Where is the law for Surrogate Mothers? Food for Thought.

Actually, in Mauritius law and legislations pertaining to surrogate mothers are virtually inexistent. And whether Parliament fails to legislate or reformers would still be waiting until they come across to borrow UK legislations with a view to domesticate them, as usual. There would probably be more and more tourists who would use Mauritian surrogate mothers to have a child and there is a dire need to legislate.
The practice whereby one woman carries a child for another with the intention that the child should be handed over after birth (Warnock Committee 1984) is still unknown in our domestic law. According to the Bible, Sarai brought Hagar, a slave-girl, to Abraham who bore a child with her (Genesis chapter 16).

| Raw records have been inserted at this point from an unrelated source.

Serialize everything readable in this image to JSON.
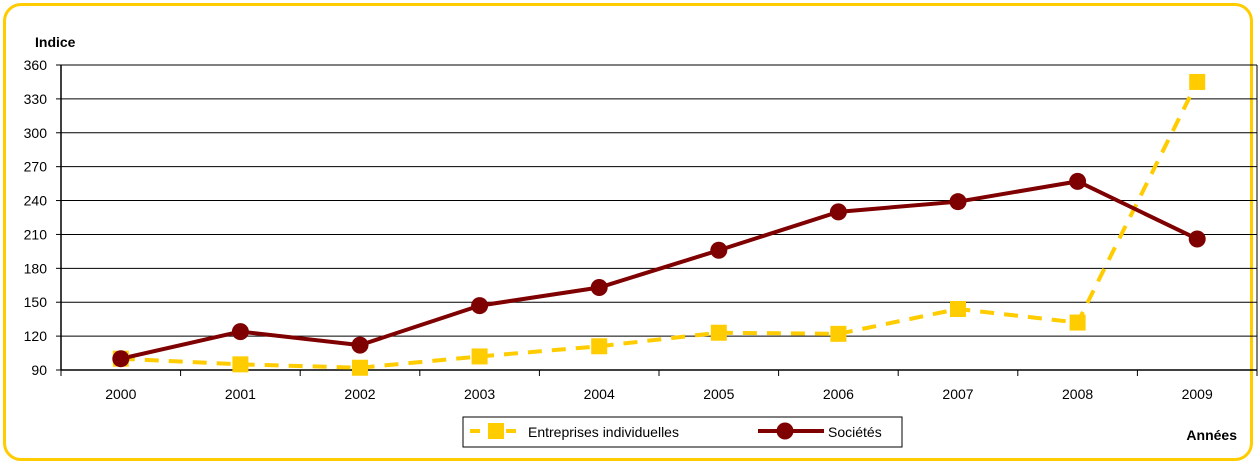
{
  "chart_data": {
    "type": "line",
    "ylabel": "Indice",
    "xlabel": "Années",
    "ylim": [
      90,
      360
    ],
    "yticks": [
      90,
      120,
      150,
      180,
      210,
      240,
      270,
      300,
      330,
      360
    ],
    "categories": [
      "2000",
      "2001",
      "2002",
      "2003",
      "2004",
      "2005",
      "2006",
      "2007",
      "2008",
      "2009"
    ],
    "grid": true,
    "legend_position": "bottom",
    "series": [
      {
        "name": "Entreprises individuelles",
        "color": "#FFCC00",
        "style": "dashed",
        "marker": "square",
        "values": [
          100,
          95,
          92,
          102,
          111,
          123,
          122,
          144,
          132,
          345
        ]
      },
      {
        "name": "Sociétés",
        "color": "#7F0000",
        "style": "solid",
        "marker": "circle",
        "values": [
          100,
          124,
          112,
          147,
          163,
          196,
          230,
          239,
          257,
          206
        ]
      }
    ]
  }
}
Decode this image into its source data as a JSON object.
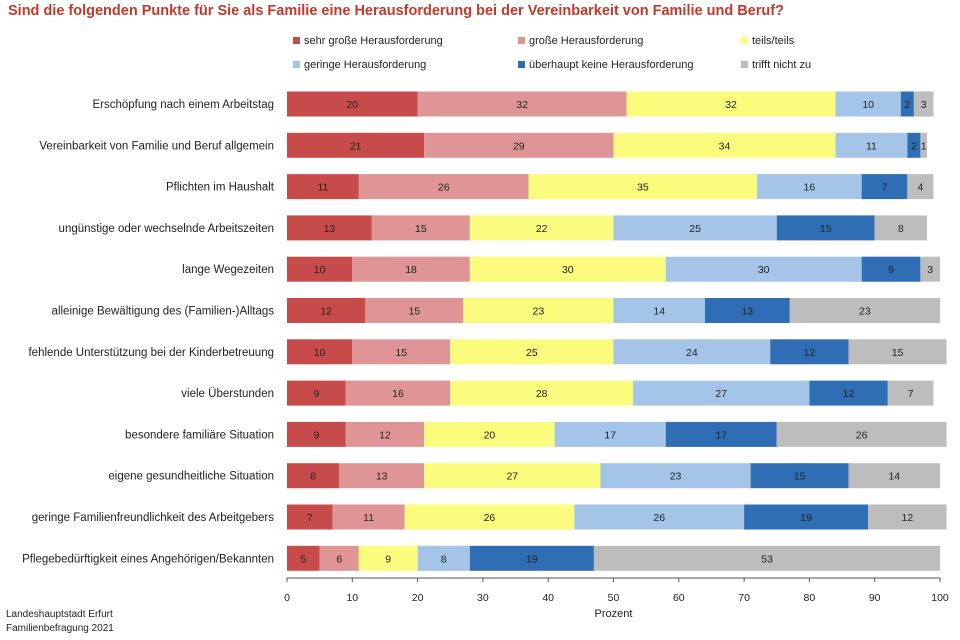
{
  "chart_data": {
    "type": "bar",
    "orientation": "horizontal",
    "stacked": true,
    "title": "Sind die folgenden Punkte für Sie als Familie eine Herausforderung bei der Vereinbarkeit von Familie und Beruf?",
    "xlabel": "Prozent",
    "ylabel": "",
    "xlim": [
      0,
      100
    ],
    "xticks": [
      0,
      10,
      20,
      30,
      40,
      50,
      60,
      70,
      80,
      90,
      100
    ],
    "legend_position": "top",
    "grid": false,
    "categories": [
      "Erschöpfung nach einem Arbeitstag",
      "Vereinbarkeit von Familie und Beruf allgemein",
      "Pflichten im Haushalt",
      "ungünstige oder wechselnde Arbeitszeiten",
      "lange Wegezeiten",
      "alleinige Bewältigung des (Familien-)Alltags",
      "fehlende Unterstützung bei der Kinderbetreuung",
      "viele Überstunden",
      "besondere familiäre Situation",
      "eigene gesundheitliche Situation",
      "geringe Familienfreundlichkeit des Arbeitgebers",
      "Pflegebedürftigkeit eines Angehörigen/Bekannten"
    ],
    "series": [
      {
        "name": "sehr große Herausforderung",
        "color": "#c84b4b",
        "values": [
          20,
          21,
          11,
          13,
          10,
          12,
          10,
          9,
          9,
          8,
          7,
          5
        ]
      },
      {
        "name": "große Herausforderung",
        "color": "#df9595",
        "values": [
          32,
          29,
          26,
          15,
          18,
          15,
          15,
          16,
          12,
          13,
          11,
          6
        ]
      },
      {
        "name": "teils/teils",
        "color": "#fbfb7e",
        "values": [
          32,
          34,
          35,
          22,
          30,
          23,
          25,
          28,
          20,
          27,
          26,
          9
        ]
      },
      {
        "name": "geringe Herausforderung",
        "color": "#a4c5e8",
        "values": [
          10,
          11,
          16,
          25,
          30,
          14,
          24,
          27,
          17,
          23,
          26,
          8
        ]
      },
      {
        "name": "überhaupt keine Herausforderung",
        "color": "#2f6eb5",
        "values": [
          2,
          2,
          7,
          15,
          9,
          13,
          12,
          12,
          17,
          15,
          19,
          19
        ]
      },
      {
        "name": "trifft nicht zu",
        "color": "#bdbdbd",
        "values": [
          3,
          1,
          4,
          8,
          3,
          23,
          15,
          7,
          26,
          14,
          12,
          53
        ]
      }
    ]
  },
  "footer": {
    "line1": "Landeshauptstadt Erfurt",
    "line2": "Familienbefragung 2021"
  }
}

Actually, there are two important legislations in the UK: The Surrogacy Arrangements Act 1985 and the more recent one, The Human Fertilisation and Embryology Act 2008.

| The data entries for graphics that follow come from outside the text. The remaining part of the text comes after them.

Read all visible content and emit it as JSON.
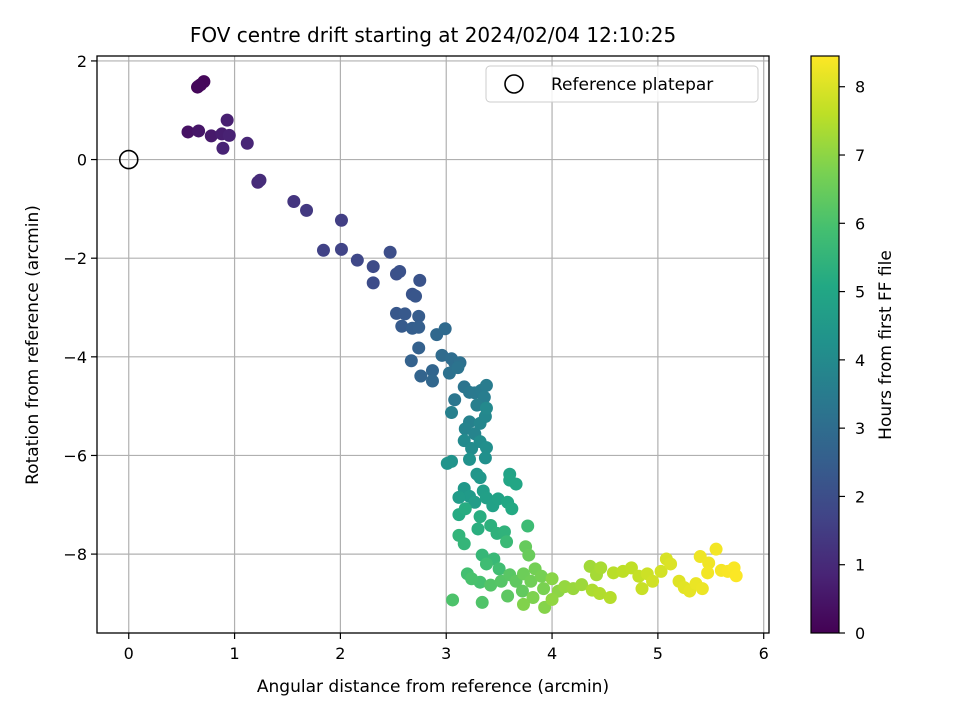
{
  "chart_data": {
    "type": "scatter",
    "title": "FOV centre drift starting at 2024/02/04 12:10:25",
    "xlabel": "Angular distance from reference (arcmin)",
    "ylabel": "Rotation from reference (arcmin)",
    "xlim": [
      -0.3,
      6.05
    ],
    "ylim": [
      -9.6,
      2.1
    ],
    "xticks": [
      0,
      1,
      2,
      3,
      4,
      5,
      6
    ],
    "yticks": [
      2,
      0,
      -2,
      -4,
      -6,
      -8
    ],
    "grid": true,
    "legend": {
      "position": "top-right",
      "entries": [
        {
          "label": "Reference platepar",
          "marker": "open-circle"
        }
      ]
    },
    "reference_point": {
      "x": 0,
      "y": 0
    },
    "colorbar": {
      "label": "Hours from first FF file",
      "colormap": "viridis",
      "range": [
        0,
        8.45
      ],
      "ticks": [
        0,
        1,
        2,
        3,
        4,
        5,
        6,
        7,
        8
      ]
    },
    "point_columns": [
      "x",
      "y",
      "hours"
    ],
    "points": [
      [
        0.65,
        1.47,
        0.1
      ],
      [
        0.68,
        1.52,
        0.12
      ],
      [
        0.71,
        1.58,
        0.15
      ],
      [
        0.66,
        1.49,
        0.18
      ],
      [
        0.56,
        0.56,
        0.4
      ],
      [
        0.66,
        0.58,
        0.5
      ],
      [
        0.78,
        0.48,
        0.6
      ],
      [
        0.88,
        0.52,
        0.7
      ],
      [
        0.93,
        0.8,
        0.75
      ],
      [
        0.95,
        0.49,
        0.8
      ],
      [
        0.89,
        0.23,
        0.85
      ],
      [
        1.12,
        0.33,
        0.9
      ],
      [
        1.22,
        -0.46,
        1.0
      ],
      [
        1.24,
        -0.42,
        1.05
      ],
      [
        1.56,
        -0.85,
        1.3
      ],
      [
        1.68,
        -1.03,
        1.4
      ],
      [
        2.01,
        -1.23,
        1.55
      ],
      [
        1.84,
        -1.84,
        1.65
      ],
      [
        2.01,
        -1.82,
        1.7
      ],
      [
        2.16,
        -2.04,
        1.8
      ],
      [
        2.31,
        -2.17,
        1.9
      ],
      [
        2.31,
        -2.5,
        1.95
      ],
      [
        2.47,
        -1.88,
        2.0
      ],
      [
        2.53,
        -2.32,
        2.05
      ],
      [
        2.56,
        -2.27,
        2.1
      ],
      [
        2.75,
        -2.45,
        2.15
      ],
      [
        2.68,
        -2.73,
        2.2
      ],
      [
        2.71,
        -2.77,
        2.25
      ],
      [
        2.53,
        -3.12,
        2.3
      ],
      [
        2.61,
        -3.13,
        2.35
      ],
      [
        2.58,
        -3.38,
        2.4
      ],
      [
        2.74,
        -3.18,
        2.45
      ],
      [
        2.68,
        -3.42,
        2.5
      ],
      [
        2.74,
        -3.4,
        2.55
      ],
      [
        2.74,
        -3.82,
        2.6
      ],
      [
        2.67,
        -4.08,
        2.65
      ],
      [
        2.76,
        -4.39,
        2.7
      ],
      [
        2.87,
        -4.28,
        2.75
      ],
      [
        2.87,
        -4.49,
        2.8
      ],
      [
        2.91,
        -3.55,
        2.85
      ],
      [
        2.99,
        -3.43,
        2.9
      ],
      [
        2.96,
        -3.97,
        2.95
      ],
      [
        3.05,
        -4.04,
        3.0
      ],
      [
        3.08,
        -4.12,
        3.05
      ],
      [
        3.13,
        -4.12,
        3.1
      ],
      [
        3.03,
        -4.33,
        3.15
      ],
      [
        3.11,
        -4.22,
        3.2
      ],
      [
        3.17,
        -4.61,
        3.25
      ],
      [
        3.08,
        -4.87,
        3.3
      ],
      [
        3.22,
        -4.72,
        3.35
      ],
      [
        3.27,
        -4.73,
        3.4
      ],
      [
        3.33,
        -4.68,
        3.45
      ],
      [
        3.38,
        -4.58,
        3.5
      ],
      [
        3.36,
        -4.82,
        3.55
      ],
      [
        3.29,
        -4.98,
        3.6
      ],
      [
        3.05,
        -5.13,
        3.65
      ],
      [
        3.22,
        -5.32,
        3.7
      ],
      [
        3.18,
        -5.46,
        3.75
      ],
      [
        3.27,
        -5.56,
        3.8
      ],
      [
        3.32,
        -5.35,
        3.85
      ],
      [
        3.37,
        -5.21,
        3.9
      ],
      [
        3.38,
        -5.04,
        3.95
      ],
      [
        3.17,
        -5.7,
        4.0
      ],
      [
        3.24,
        -5.86,
        4.05
      ],
      [
        3.32,
        -5.72,
        4.1
      ],
      [
        3.38,
        -5.84,
        4.15
      ],
      [
        3.37,
        -6.05,
        4.2
      ],
      [
        3.22,
        -6.08,
        4.25
      ],
      [
        3.05,
        -6.12,
        4.3
      ],
      [
        3.01,
        -6.16,
        4.35
      ],
      [
        3.29,
        -6.38,
        4.4
      ],
      [
        3.32,
        -6.45,
        4.45
      ],
      [
        3.17,
        -6.67,
        4.5
      ],
      [
        3.22,
        -6.83,
        4.55
      ],
      [
        3.12,
        -6.85,
        4.6
      ],
      [
        3.27,
        -6.95,
        4.65
      ],
      [
        3.35,
        -6.72,
        4.7
      ],
      [
        3.38,
        -6.86,
        4.75
      ],
      [
        3.44,
        -7.02,
        4.8
      ],
      [
        3.49,
        -6.88,
        4.85
      ],
      [
        3.6,
        -6.38,
        4.9
      ],
      [
        3.6,
        -6.5,
        4.95
      ],
      [
        3.66,
        -6.58,
        5.0
      ],
      [
        3.58,
        -6.95,
        5.05
      ],
      [
        3.62,
        -7.08,
        5.1
      ],
      [
        3.12,
        -7.2,
        5.15
      ],
      [
        3.18,
        -7.08,
        5.2
      ],
      [
        3.32,
        -7.24,
        5.25
      ],
      [
        3.3,
        -7.49,
        5.3
      ],
      [
        3.42,
        -7.42,
        5.35
      ],
      [
        3.48,
        -7.58,
        5.4
      ],
      [
        3.55,
        -7.55,
        5.45
      ],
      [
        3.12,
        -7.62,
        5.5
      ],
      [
        3.17,
        -7.79,
        5.55
      ],
      [
        3.34,
        -8.02,
        5.6
      ],
      [
        3.45,
        -8.1,
        5.65
      ],
      [
        3.57,
        -7.75,
        5.7
      ],
      [
        3.77,
        -7.43,
        5.75
      ],
      [
        3.38,
        -8.2,
        5.8
      ],
      [
        3.5,
        -8.3,
        5.85
      ],
      [
        3.2,
        -8.4,
        5.9
      ],
      [
        3.32,
        -8.57,
        5.95
      ],
      [
        3.24,
        -8.5,
        6.0
      ],
      [
        3.06,
        -8.93,
        6.05
      ],
      [
        3.34,
        -8.98,
        6.1
      ],
      [
        3.42,
        -8.63,
        6.15
      ],
      [
        3.52,
        -8.55,
        6.2
      ],
      [
        3.6,
        -8.42,
        6.25
      ],
      [
        3.58,
        -8.85,
        6.3
      ],
      [
        3.66,
        -8.55,
        6.35
      ],
      [
        3.72,
        -8.75,
        6.4
      ],
      [
        3.75,
        -7.85,
        6.45
      ],
      [
        3.78,
        -8.02,
        6.5
      ],
      [
        3.73,
        -8.4,
        6.55
      ],
      [
        3.8,
        -8.55,
        6.6
      ],
      [
        3.84,
        -8.3,
        6.65
      ],
      [
        3.9,
        -8.45,
        6.7
      ],
      [
        3.92,
        -8.7,
        6.75
      ],
      [
        3.82,
        -8.88,
        6.8
      ],
      [
        3.73,
        -9.02,
        6.85
      ],
      [
        3.93,
        -9.08,
        6.9
      ],
      [
        4.0,
        -8.5,
        6.95
      ],
      [
        4.06,
        -8.75,
        7.0
      ],
      [
        4.0,
        -8.92,
        7.05
      ],
      [
        4.12,
        -8.66,
        7.1
      ],
      [
        4.2,
        -8.7,
        7.15
      ],
      [
        4.28,
        -8.62,
        7.2
      ],
      [
        4.36,
        -8.25,
        7.25
      ],
      [
        4.42,
        -8.42,
        7.3
      ],
      [
        4.46,
        -8.28,
        7.35
      ],
      [
        4.38,
        -8.73,
        7.4
      ],
      [
        4.45,
        -8.8,
        7.45
      ],
      [
        4.55,
        -8.88,
        7.5
      ],
      [
        4.58,
        -8.38,
        7.55
      ],
      [
        4.67,
        -8.35,
        7.6
      ],
      [
        4.75,
        -8.28,
        7.65
      ],
      [
        4.82,
        -8.45,
        7.7
      ],
      [
        4.85,
        -8.7,
        7.75
      ],
      [
        4.9,
        -8.4,
        7.8
      ],
      [
        4.95,
        -8.55,
        7.85
      ],
      [
        5.03,
        -8.35,
        7.9
      ],
      [
        5.08,
        -8.1,
        7.95
      ],
      [
        5.12,
        -8.2,
        8.0
      ],
      [
        5.2,
        -8.55,
        8.05
      ],
      [
        5.25,
        -8.68,
        8.1
      ],
      [
        5.3,
        -8.75,
        8.15
      ],
      [
        5.36,
        -8.6,
        8.2
      ],
      [
        5.42,
        -8.7,
        8.22
      ],
      [
        5.4,
        -8.05,
        8.25
      ],
      [
        5.48,
        -8.18,
        8.28
      ],
      [
        5.47,
        -8.38,
        8.3
      ],
      [
        5.55,
        -7.9,
        8.32
      ],
      [
        5.6,
        -8.33,
        8.35
      ],
      [
        5.66,
        -8.35,
        8.38
      ],
      [
        5.72,
        -8.28,
        8.4
      ],
      [
        5.74,
        -8.44,
        8.42
      ]
    ]
  }
}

According to the Surrogacy Arrangements Act 1985 (S.1(3)) ‘‘an arrangement is a surrogacy arrangement if, were a woman to whom the arrangement relates to carry a child in pursuance of it, she would be a surrogate matter’’. Despite surrogacy is legal (application is made within 6 months of the child’s birth and must have attained the age of 18, and the surrogate mother and her husband/partner must give their consent to the making of the order) it is not enforceable. S 1A of the Surrogacy Arrangements Act 1985 allows traditional parents to have a baby but there are serious and pertinent objections to surrogacy – (the surrogate mother would probably conceive unless she is paid- Re C (A Minor) (Wardship: Surrogacy) 1985 or the Kim Cotton Case: Baby-For-Cash affair, the use of one’s uterus for profit-making, damages to the baby whose bond with the carrying mother is held to be strong, commercial business coupled with human rights issues just to name a few).
In the overall there are risks, and as an illustration: who is the mother? Section 3(1) HFEA 2008 provides that “The woman who is carrying or has carried a child as a result of the placing in her of an embryo or of sperm and eggs, and no other woman, is to be treated as the mother of the child’’ and as per section 35 HFEA 2008 ‘If the gestational mother is married, her husband is to be treated as the father of the child (unless he did not consent)’’. And as per section 36 HFEA 2008 ‘If the gestational mother is not married, a man who meets the agreed fatherhood conditions under section 37 is to be treated as the father of the child’’.
And in case of disputes about upbringing of the baby, they are to be resolved by taking into consideration the child’s welfare, rather than the ‘contract’ (In the Matter of Baby M 1988 537 A 2d 1227 (NJ Sup Ct) and Re P (Minors) (Wardship: Surrogacy) 1987) itself.